§ 9819. Reallocation of receipts
(a) Receipts from the tax imposed by this chapter on sales of construction materials used
in qualified projects under 24 V.S.A. chapter 76A shall be allocated by the Commissioner of Taxes and paid to the municipality in which
the project is located as follows:
(1) in a municipality in which the population is 7,500 residents or less, all receipts
from sales in excess of $100,000.00 of construction materials used in each separate
qualified project located in that municipality;
(2) in a municipality in which the population is greater than 7,500 residents but fewer
than 30,000 residents, all receipts from sales in excess of $200,000.00 of construction
materials used in each separate qualified project located in that municipality; and
(3) in a municipality in which the population is more than 30,000 residents, all receipts
from sales in excess of $1,000,000.00 of construction materials used in each separate
qualified project located in that municipality.
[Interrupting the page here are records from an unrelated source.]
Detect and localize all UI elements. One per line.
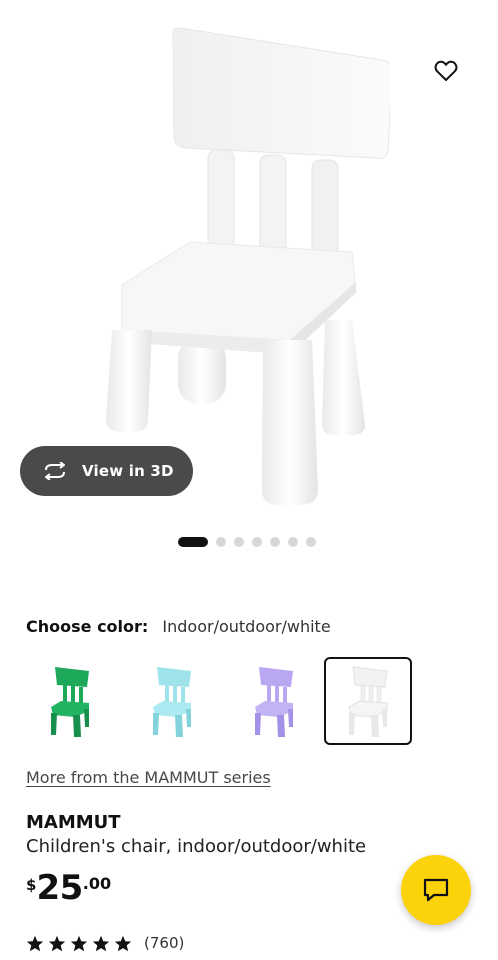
swatch-white-selected[interactable] xyxy=(324,657,412,745)
gallery-dot-7[interactable] xyxy=(306,537,316,547)
view-in-3d-label: View in 3D xyxy=(82,462,174,480)
product-description: Children's chair, indoor/outdoor/white xyxy=(26,836,367,857)
product-image-chair xyxy=(106,27,390,505)
swatch-green[interactable] xyxy=(26,657,114,745)
star-icon xyxy=(48,935,66,951)
selected-color-value: Indoor/outdoor/white xyxy=(162,617,331,636)
chat-button[interactable] xyxy=(401,855,471,925)
product-price: $ 25 .00 xyxy=(26,868,112,908)
favorite-button[interactable] xyxy=(430,55,462,87)
chair-thumbnail-green xyxy=(51,667,89,737)
gallery-dot-1[interactable] xyxy=(178,537,208,547)
gallery-pagination xyxy=(0,536,498,548)
swatch-lilac[interactable] xyxy=(230,657,318,745)
product-image-gallery[interactable]: View in 3D xyxy=(0,0,498,520)
price-decimal: .00 xyxy=(82,874,112,893)
color-swatches xyxy=(26,657,426,747)
gallery-dot-3[interactable] xyxy=(234,537,244,547)
heart-icon xyxy=(434,60,458,81)
gallery-dot-6[interactable] xyxy=(288,537,298,547)
choose-color-label: Choose color: xyxy=(26,617,149,636)
chat-bubble-icon xyxy=(423,878,449,902)
more-from-series-link[interactable]: More from the MAMMUT series xyxy=(26,768,271,787)
gallery-dot-4[interactable] xyxy=(252,537,262,547)
product-name: MAMMUT xyxy=(26,812,121,833)
swatch-light-turquoise[interactable] xyxy=(128,657,216,745)
product-page: View in 3D Choose color: Indoor/outdoor/… xyxy=(0,0,498,960)
review-count: (760) xyxy=(144,934,185,952)
price-integer: 25 xyxy=(36,868,83,908)
gallery-dot-5[interactable] xyxy=(270,537,280,547)
view-in-3d-button[interactable]: View in 3D xyxy=(20,446,193,496)
chair-thumbnail-turquoise xyxy=(153,667,191,737)
gallery-dot-2[interactable] xyxy=(216,537,226,547)
chair-thumbnail-lilac xyxy=(255,667,293,737)
star-icon xyxy=(26,935,44,951)
price-currency: $ xyxy=(26,876,37,894)
star-icon xyxy=(92,935,110,951)
star-icon xyxy=(114,935,132,951)
star-icon xyxy=(70,935,88,951)
chair-thumbnail-white xyxy=(348,666,388,737)
rotate-3d-icon xyxy=(45,462,65,480)
color-chooser-header: Choose color: Indoor/outdoor/white xyxy=(26,617,331,636)
product-rating[interactable]: (760) xyxy=(26,934,184,952)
(b)(1) Beginning in fiscal year 2007, the Vermont Downtown Development Board, established
under 24 V.S.A. § 2792, may certify for allocation to municipalities sales tax revenues under this section,
so that the total shall not exceed $1,500,000.00, when considered together with the
following:
(A) credits awarded under subsections 5930cc(a) and (b) of this title, concerning qualified historic rehabilitation projects and qualified façade improvement projects; and
(B) credits awarded under subsection 5930cc(c) of this title, concerning qualified code
improvement projects.
(2) A total annual allocation of no more than 30 percent of these tax credits in combination
with sales tax reallocation may be awarded in connection with all of the projects
in a single municipality.
(c) As used in this section:
(1) “Construction materials” means all materials purchased by the owner or owner’s representative,
project manager, construction manager, general contractor, or subcontractor to be
incorporated into a qualified project.
(2) “Qualified project” means expansion or rehabilitation of contiguous real property
that is or will be used at the completion of the expansion or rehabilitation as a
structure in a downtown development district designated under 24 V.S.A. chapter 76A, but only to the extent that the expansion or rehabilitation becomes an integral
component of the real property and the project does not seek qualification for either
tax credit authorized under subsection 5930cc(a) or (b) of this title. “Qualified
project” also means new construction of contiguous real property that will be used
at the completion of the construction as a structure in a downtown development district
designated under 24 V.S.A. chapter 76A, but only to the extent that the new construction is compatible with the buildings
that contribute to the integrity of the district in terms of materials, features,
size, scale and proportion, and massing of buildings.
(d) The allocation shall be determined as follows:
(1) The municipality and the owner of the qualified project shall submit to the Board
a joint application for a reallocation of the sales taxes generated by the qualified
project. The application shall describe the project to be constructed and shall include
an estimate of the taxable cost of construction materials that will be used in the
qualified project. The estimate shall be based upon the successful bid documents.
(2) The Board shall review the joint application. If the project meets the requirements
of this section and the requested allocation does not exceed the statutory limit set
by this section, the Board shall approve the application and forward it to the Commissioner
of Taxes who may authorize an allocation up to the approved amount. Fifty percent
of the authorized allocation shall be paid to the municipality when construction is
50 percent complete as determined by the Board, and the balance shall be paid after
completion of the project.
(3) Tax revenues allocated to a municipality under this section shall be used by the municipality
only for expenditures related to the support of the qualified project that generated
those revenues. (Added 1997, No. 71 (Adj. Sess.), § 51a; amended 1997, No. 120 (Adj. Sess.), § 1b; 2001, No. 114 (Adj. Sess.), § 12, eff. May 28, 2002; 2001, No. 114 (Adj. Sess.), § 17, eff. July 1, 2003; 2005, No. 14, § 9; 2005, No. 75, § 13; 2005, No. 183 (Adj. Sess.), § 13.)